Do you have dreams of running your own business one day? Building and scaling a high-growth startup, while by far the most difficult way to make money online, arguably has the most potential upside.
By the 3rd quarter of 2017, Venture Capitalists had invested over $61 billion into close to 6,000 startups in the US alone.
There’s money in the air, and if you can successfully create an online service, tool, or marketplace that fulfills a rapidly growing need in the marketplace, you could be on track for creating a very valuable business. However, it’ll undoubtedly take an intense dedication of time, efforts, and financial resources.
Unlike a lot of the other businesses we’re going to cover, startup founders face a whole slew of variables and roadblocks that can get in the way of success.
For one, you’ll want to have a high level of domain experience within the industry your startup is going to operate. This means a deep understanding of your customers, the issues they face, and an idea of potential solutions they’ll be willing to pay for. This is the minimum you need to get started.

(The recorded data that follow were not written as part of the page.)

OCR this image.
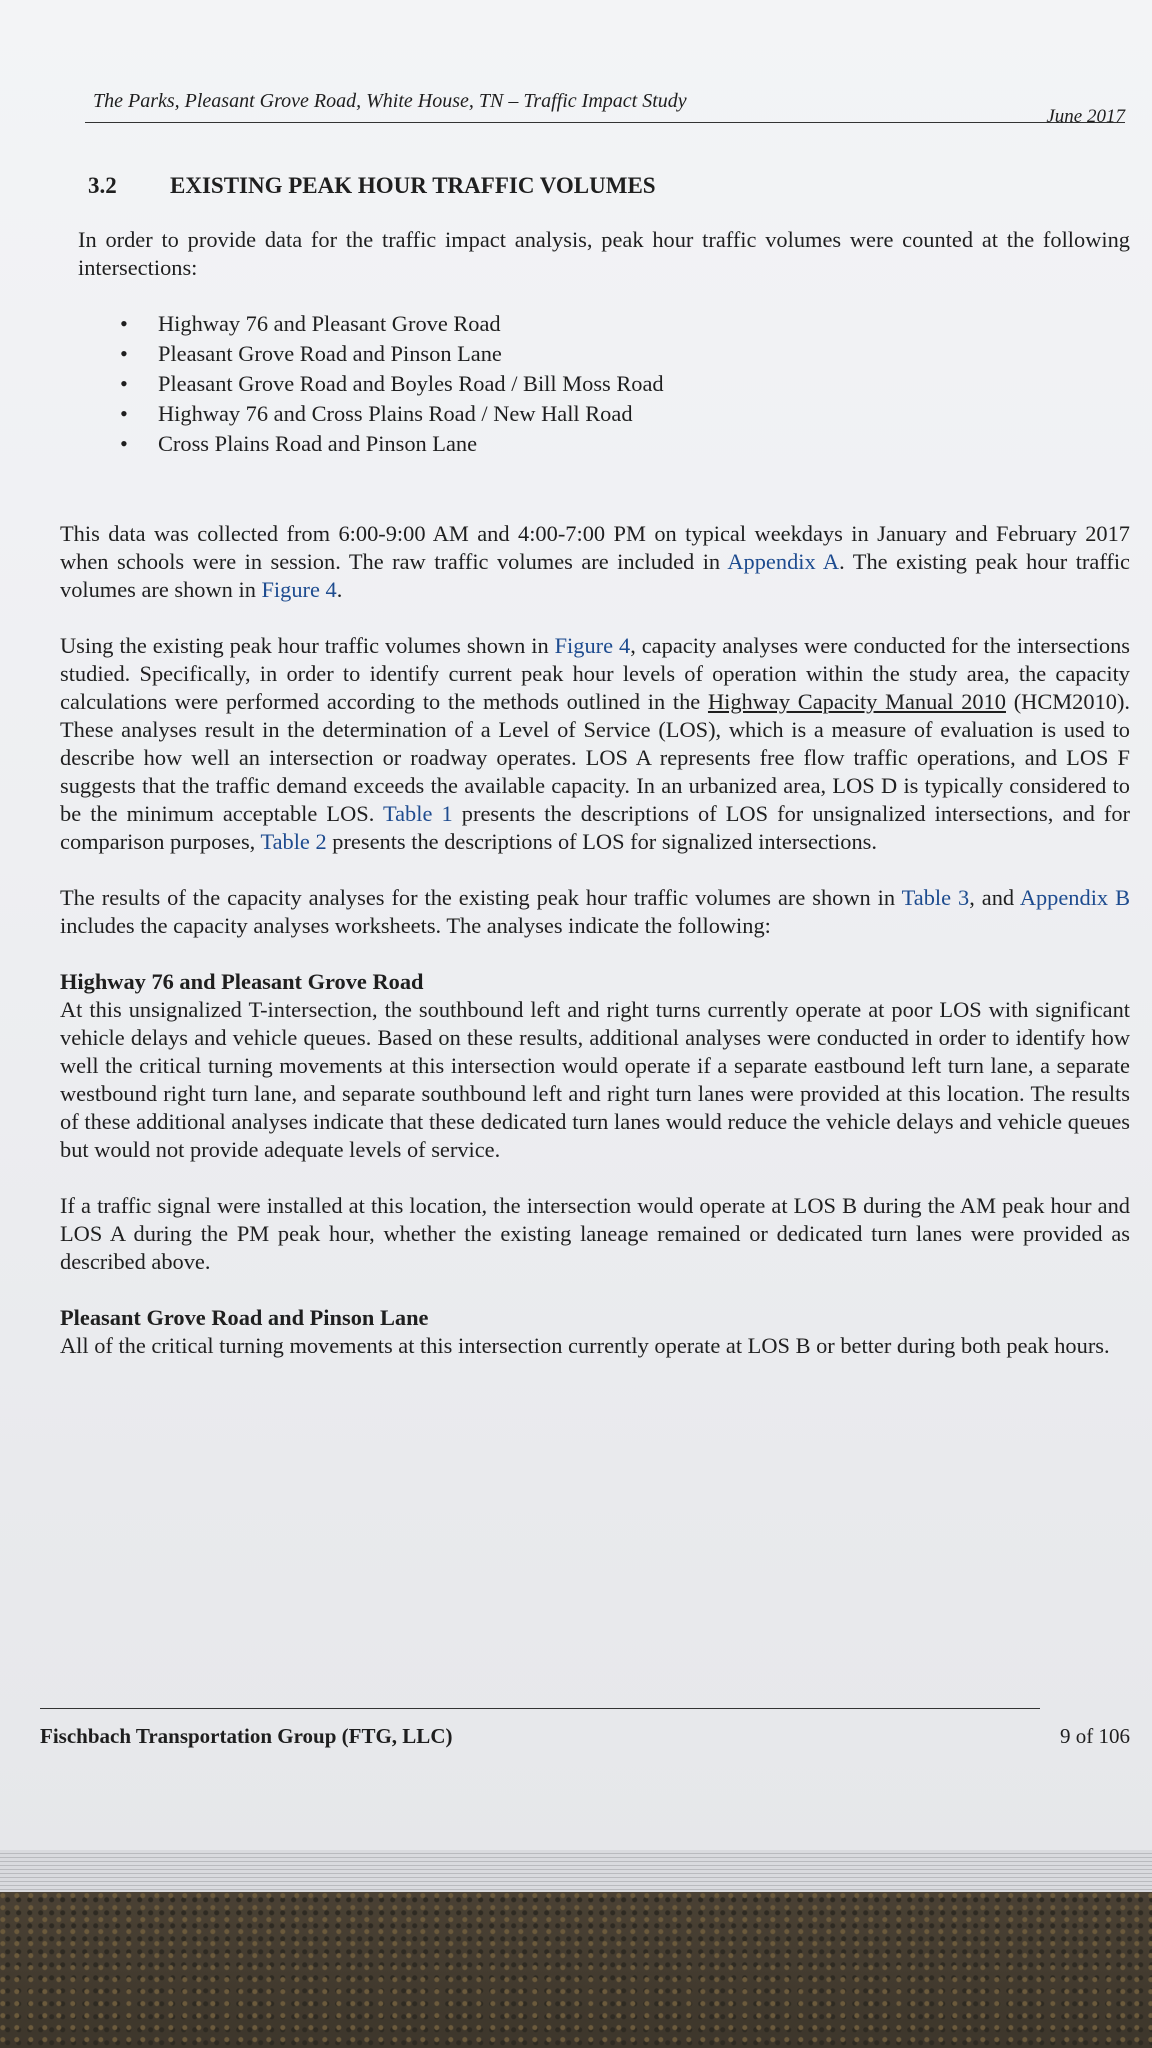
The Parks, Pleasant Grove Road, White House, TN – Traffic Impact Study
June 2017
3.2	EXISTING PEAK HOUR TRAFFIC VOLUMES

In order to provide data for the traffic impact analysis, peak hour traffic volumes were counted at the following intersections:

• Highway 76 and Pleasant Grove Road
• Pleasant Grove Road and Pinson Lane
• Pleasant Grove Road and Boyles Road / Bill Moss Road
• Highway 76 and Cross Plains Road / New Hall Road
• Cross Plains Road and Pinson Lane

This data was collected from 6:00-9:00 AM and 4:00-7:00 PM on typical weekdays in January and February 2017 when schools were in session. The raw traffic volumes are included in Appendix A. The existing peak hour traffic volumes are shown in Figure 4.

Using the existing peak hour traffic volumes shown in Figure 4, capacity analyses were conducted for the intersections studied. Specifically, in order to identify current peak hour levels of operation within the study area, the capacity calculations were performed according to the methods outlined in the Highway Capacity Manual 2010 (HCM2010). These analyses result in the determination of a Level of Service (LOS), which is a measure of evaluation is used to describe how well an intersection or roadway operates. LOS A represents free flow traffic operations, and LOS F suggests that the traffic demand exceeds the available capacity. In an urbanized area, LOS D is typically considered to be the minimum acceptable LOS. Table 1 presents the descriptions of LOS for unsignalized intersections, and for comparison purposes, Table 2 presents the descriptions of LOS for signalized intersections.

The results of the capacity analyses for the existing peak hour traffic volumes are shown in Table 3, and Appendix B includes the capacity analyses worksheets. The analyses indicate the following:

Highway 76 and Pleasant Grove Road

At this unsignalized T-intersection, the southbound left and right turns currently operate at poor LOS with significant vehicle delays and vehicle queues. Based on these results, additional analyses were conducted in order to identify how well the critical turning movements at this intersection would operate if a separate eastbound left turn lane, a separate westbound right turn lane, and separate southbound left and right turn lanes were provided at this location. The results of these additional analyses indicate that these dedicated turn lanes would reduce the vehicle delays and vehicle queues but would not provide adequate levels of service.

If a traffic signal were installed at this location, the intersection would operate at LOS B during the AM peak hour and LOS A during the PM peak hour, whether the existing laneage remained or dedicated turn lanes were provided as described above.

Pleasant Grove Road and Pinson Lane

All of the critical turning movements at this intersection currently operate at LOS B or better during both peak hours.

Fischbach Transportation Group (FTG, LLC)	9 of 106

After that, you’ll need to be familiar with the other major players in the space who might be good partners or acquisition opportunities, as well as an intimate knowledge of how to raise funding, market your product, hire and manage the best talent, and keep yourself financially above water.
Now, this may sound like a lot, but the payoff is worth it.

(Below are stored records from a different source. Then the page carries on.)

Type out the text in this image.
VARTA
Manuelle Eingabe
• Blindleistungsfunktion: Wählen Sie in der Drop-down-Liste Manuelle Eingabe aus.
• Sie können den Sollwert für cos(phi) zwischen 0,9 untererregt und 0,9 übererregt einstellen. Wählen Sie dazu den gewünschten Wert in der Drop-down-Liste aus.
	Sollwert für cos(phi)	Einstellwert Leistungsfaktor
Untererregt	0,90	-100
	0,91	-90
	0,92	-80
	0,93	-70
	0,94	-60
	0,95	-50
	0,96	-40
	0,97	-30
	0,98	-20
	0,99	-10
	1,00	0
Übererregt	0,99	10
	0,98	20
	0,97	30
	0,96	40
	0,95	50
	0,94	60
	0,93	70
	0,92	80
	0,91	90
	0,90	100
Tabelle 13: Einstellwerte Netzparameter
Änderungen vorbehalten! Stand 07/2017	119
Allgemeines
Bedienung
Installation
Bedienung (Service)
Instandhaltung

So where do you start when building a startup?
The most important thing you need before you do anything else is a problem. What do people need that they don’t have? What solution is currently out there that you can do better? This alone is the basis of every great startup.

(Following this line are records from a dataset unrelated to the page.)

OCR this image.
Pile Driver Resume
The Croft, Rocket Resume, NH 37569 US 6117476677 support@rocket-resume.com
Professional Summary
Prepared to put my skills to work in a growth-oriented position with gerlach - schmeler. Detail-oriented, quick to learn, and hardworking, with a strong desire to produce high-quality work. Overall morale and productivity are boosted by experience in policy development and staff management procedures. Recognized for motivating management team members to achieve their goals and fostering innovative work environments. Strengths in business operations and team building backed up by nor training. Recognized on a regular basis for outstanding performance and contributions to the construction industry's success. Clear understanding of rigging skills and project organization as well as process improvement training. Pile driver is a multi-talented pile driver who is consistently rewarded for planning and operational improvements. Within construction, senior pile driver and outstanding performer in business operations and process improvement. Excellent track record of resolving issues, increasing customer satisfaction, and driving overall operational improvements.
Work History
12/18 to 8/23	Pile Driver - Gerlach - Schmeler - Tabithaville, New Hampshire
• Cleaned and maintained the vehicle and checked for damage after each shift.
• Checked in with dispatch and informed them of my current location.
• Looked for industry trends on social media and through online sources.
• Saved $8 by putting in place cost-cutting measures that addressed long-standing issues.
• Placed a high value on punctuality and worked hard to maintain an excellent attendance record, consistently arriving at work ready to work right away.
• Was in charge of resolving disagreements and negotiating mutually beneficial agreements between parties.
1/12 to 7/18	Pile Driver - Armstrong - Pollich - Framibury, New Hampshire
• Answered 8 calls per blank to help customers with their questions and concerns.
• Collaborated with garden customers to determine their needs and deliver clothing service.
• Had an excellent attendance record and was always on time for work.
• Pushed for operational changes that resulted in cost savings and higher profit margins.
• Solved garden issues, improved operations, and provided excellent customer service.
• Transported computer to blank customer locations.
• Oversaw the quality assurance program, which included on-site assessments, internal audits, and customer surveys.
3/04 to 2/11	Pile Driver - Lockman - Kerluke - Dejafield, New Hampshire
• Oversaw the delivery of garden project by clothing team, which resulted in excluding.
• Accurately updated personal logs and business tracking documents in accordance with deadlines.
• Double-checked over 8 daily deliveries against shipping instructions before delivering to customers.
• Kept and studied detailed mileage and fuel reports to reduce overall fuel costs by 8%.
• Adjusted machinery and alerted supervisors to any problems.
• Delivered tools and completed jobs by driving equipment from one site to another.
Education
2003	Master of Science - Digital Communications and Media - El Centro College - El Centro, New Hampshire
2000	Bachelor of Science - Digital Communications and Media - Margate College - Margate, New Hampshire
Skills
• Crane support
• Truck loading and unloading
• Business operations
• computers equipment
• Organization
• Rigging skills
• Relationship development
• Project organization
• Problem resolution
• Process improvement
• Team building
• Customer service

Once you have that problem or need nailed, the next step is to validate that idea and make sure you’ve actually got customers who will pay for it. This means building a minimum viable product, getting objective feedback from real customers, incorporating updates, testing the market for demand, and getting pricing feedback to ensure there’s enough of a margin between your costs and what consumers are willing to pay.
You’ll need some money in order to make money online in this case
Startups can cost quite a bit to get off the ground. So with your idea and market validation solidified, there are a few different paths you can follow to get your initial “seed” cash:
Bootstrap: This means you’ll be self-funding your business. While not everyone will have the funds to pay for everything they need to start a startup, bootstrapping means that you retain 100% control over your company. You’ll be using the financial tools you have at your disposal—whether that’s financing your business growth with credit cards, personal loans, traditional business loans or a home equity line of credit. The payoff if you can bootstrap your company to an exit or IPO though, is that you might not ever have to work another day in your life.
Pitch to VCs/Angels/other investors: If you need some serious cash to grow your startup, you’ll want to put together a pitch deck and reach out to investors who might want to give you the money you need in return for a stake in your company.
Join a startup accelerator: Another great option is to apply to a startup accelerator like Y Combinator, 500 startups, or TechStars, where a group of investors will help coach you, connect you with potential partners, and provide startup cash in return for a small stake in your company. The competition is tough to get into these, so don’t rely on them as your only path forward.
Once you’re off the ground, it’s all about customer acquisition, market validation, more funding, and growth.